Photo by Max Gordon, courtesy of the Rubin Museum of Art.
The night kicked off with a conversation between Vanessa Sinclair, a psychoanalyst with an interest in art, spirituality, and the occult, and Khenpo Lama Pema Wangdak, a Buddhist Lama originally from Tibet. They discussed dreams and how the environment of the Rubin—a shrine to creativity and spirituality—might affect our unconscious activity over the course of the night; how art might just be able to unlock chambers of our subconscious, if we were open to it.
“The main thing is, you will yourself to dream,” explained Lama Pema. “Tonight, you might go to sleep and imagine the universe as a pure, translucent light. Over your head, you have your babysitter, which is the Buddha. You’re the baby,” he laughed. “And you’ll have the most peaceful, satisfying, curled-up kind of dream, because you’ve willed it. That’s the most important thing.” He spoke with a smile, chuckling softly as he made Buddha jokes, as when he referred to the “Buddhaverse,” a portmanteau used to describe an enlightened dream space.

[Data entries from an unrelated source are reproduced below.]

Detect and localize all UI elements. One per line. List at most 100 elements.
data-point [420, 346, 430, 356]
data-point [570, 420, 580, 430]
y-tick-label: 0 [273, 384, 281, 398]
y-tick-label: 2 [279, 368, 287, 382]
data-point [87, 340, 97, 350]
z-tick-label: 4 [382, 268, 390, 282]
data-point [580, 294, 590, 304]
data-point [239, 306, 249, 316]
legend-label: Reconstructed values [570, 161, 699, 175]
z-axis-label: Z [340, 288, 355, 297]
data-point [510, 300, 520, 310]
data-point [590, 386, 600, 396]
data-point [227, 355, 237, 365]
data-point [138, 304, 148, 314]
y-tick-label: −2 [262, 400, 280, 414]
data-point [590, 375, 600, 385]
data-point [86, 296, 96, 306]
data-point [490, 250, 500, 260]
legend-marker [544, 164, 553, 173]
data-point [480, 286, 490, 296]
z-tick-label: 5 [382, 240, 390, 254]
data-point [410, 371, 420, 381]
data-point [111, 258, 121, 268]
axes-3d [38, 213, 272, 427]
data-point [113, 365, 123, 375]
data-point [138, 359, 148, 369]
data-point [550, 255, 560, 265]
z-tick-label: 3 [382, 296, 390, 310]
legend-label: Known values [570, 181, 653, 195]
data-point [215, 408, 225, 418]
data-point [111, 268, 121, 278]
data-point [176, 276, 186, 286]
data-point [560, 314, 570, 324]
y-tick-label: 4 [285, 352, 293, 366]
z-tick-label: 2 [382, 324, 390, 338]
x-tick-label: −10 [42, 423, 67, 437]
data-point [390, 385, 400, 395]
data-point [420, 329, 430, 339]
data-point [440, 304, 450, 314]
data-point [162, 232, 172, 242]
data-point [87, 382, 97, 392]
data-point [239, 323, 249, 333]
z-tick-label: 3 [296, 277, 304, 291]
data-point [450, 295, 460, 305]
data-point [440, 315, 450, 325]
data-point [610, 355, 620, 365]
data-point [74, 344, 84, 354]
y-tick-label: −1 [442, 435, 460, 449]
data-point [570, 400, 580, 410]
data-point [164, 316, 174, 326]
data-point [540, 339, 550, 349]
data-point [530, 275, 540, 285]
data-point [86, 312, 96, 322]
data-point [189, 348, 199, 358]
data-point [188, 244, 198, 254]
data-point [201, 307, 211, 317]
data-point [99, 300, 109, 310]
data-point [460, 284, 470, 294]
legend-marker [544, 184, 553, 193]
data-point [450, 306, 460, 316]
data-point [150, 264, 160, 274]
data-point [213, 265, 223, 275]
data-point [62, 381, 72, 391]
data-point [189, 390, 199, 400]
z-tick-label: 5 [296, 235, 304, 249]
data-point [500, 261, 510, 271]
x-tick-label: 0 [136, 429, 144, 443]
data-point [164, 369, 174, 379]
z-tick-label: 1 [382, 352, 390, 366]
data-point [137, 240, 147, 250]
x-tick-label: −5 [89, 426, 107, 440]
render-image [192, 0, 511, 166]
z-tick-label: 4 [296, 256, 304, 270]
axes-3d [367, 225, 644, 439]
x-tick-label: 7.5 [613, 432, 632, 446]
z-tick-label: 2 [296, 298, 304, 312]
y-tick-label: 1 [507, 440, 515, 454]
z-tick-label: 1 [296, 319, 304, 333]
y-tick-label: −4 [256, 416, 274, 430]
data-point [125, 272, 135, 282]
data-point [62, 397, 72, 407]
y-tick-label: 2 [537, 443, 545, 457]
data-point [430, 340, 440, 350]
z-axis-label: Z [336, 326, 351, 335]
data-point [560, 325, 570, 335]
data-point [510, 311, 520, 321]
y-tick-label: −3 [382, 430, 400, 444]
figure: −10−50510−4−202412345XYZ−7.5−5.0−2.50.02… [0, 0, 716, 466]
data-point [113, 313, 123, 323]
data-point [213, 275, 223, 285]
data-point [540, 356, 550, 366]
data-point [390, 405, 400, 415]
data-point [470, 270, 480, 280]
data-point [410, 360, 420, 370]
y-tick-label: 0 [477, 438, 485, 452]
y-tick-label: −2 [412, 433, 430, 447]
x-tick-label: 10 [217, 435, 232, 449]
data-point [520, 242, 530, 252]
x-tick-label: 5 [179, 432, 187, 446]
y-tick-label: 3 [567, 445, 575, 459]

The concept of willing a dream is a compelling one. It’s something I’d tried before, not for spiritual or psychoanalytic reasons, but to tap into new sources of creativity—to experience trippy, transportive dreams. But I’d given up after a few attempts. That night, though, I found myself in a circle of people (which one funny dreamer referred to as a “metaphysical AA meeting”) setting dream intentions. Some were there to connect with a specific energy or person, or simply to experience a deep, peaceful sleep. Others hoped to unclog creative blocks or just have an adventure.
After a midnight snack, the 85 dreamers (among them, a former U.N. employee, an art teacher, a psychologist, and a science writer) curled up in sleeping bags under paintings, sculptures, and shrines across the museum’s six floors. As I drifted off to sleep under my 7th-century Devavatara Buddha, Savannah, a docent, came over to read me a bedtime story. The last sentence I remember went something like this: “His movement was like a galaxy orbiting an atom.” Not a bad way to enter into the dream world.
At 6 a.m., one of the dream gatherers (artists and psychologists tasked with waking us up and talking us through our dreams) whispered in my ear, asking me if I’d dreamt. I’d gone surfing the previous morning and often have ocean-filled dreams the night after, ones where I spend the whole night out at sea. But the version that I experienced at the Rubin was a little different. This time, a wave carried me softly to shore. My dream gatherer reminded me that my Buddha represented a “return to earth,” suggesting that maybe there had been a connection between this sculpture and the deep recesses of my mind.
I’m a romantic and wanted to believe it. But no matter what sort of subconscious synchronicity, if any, I experienced during my night at the Rubin, I have never felt closer to a single work of art. That will stay with me, even though my Buddha will remain in a corner of a museum that I once called my bedroom for a night.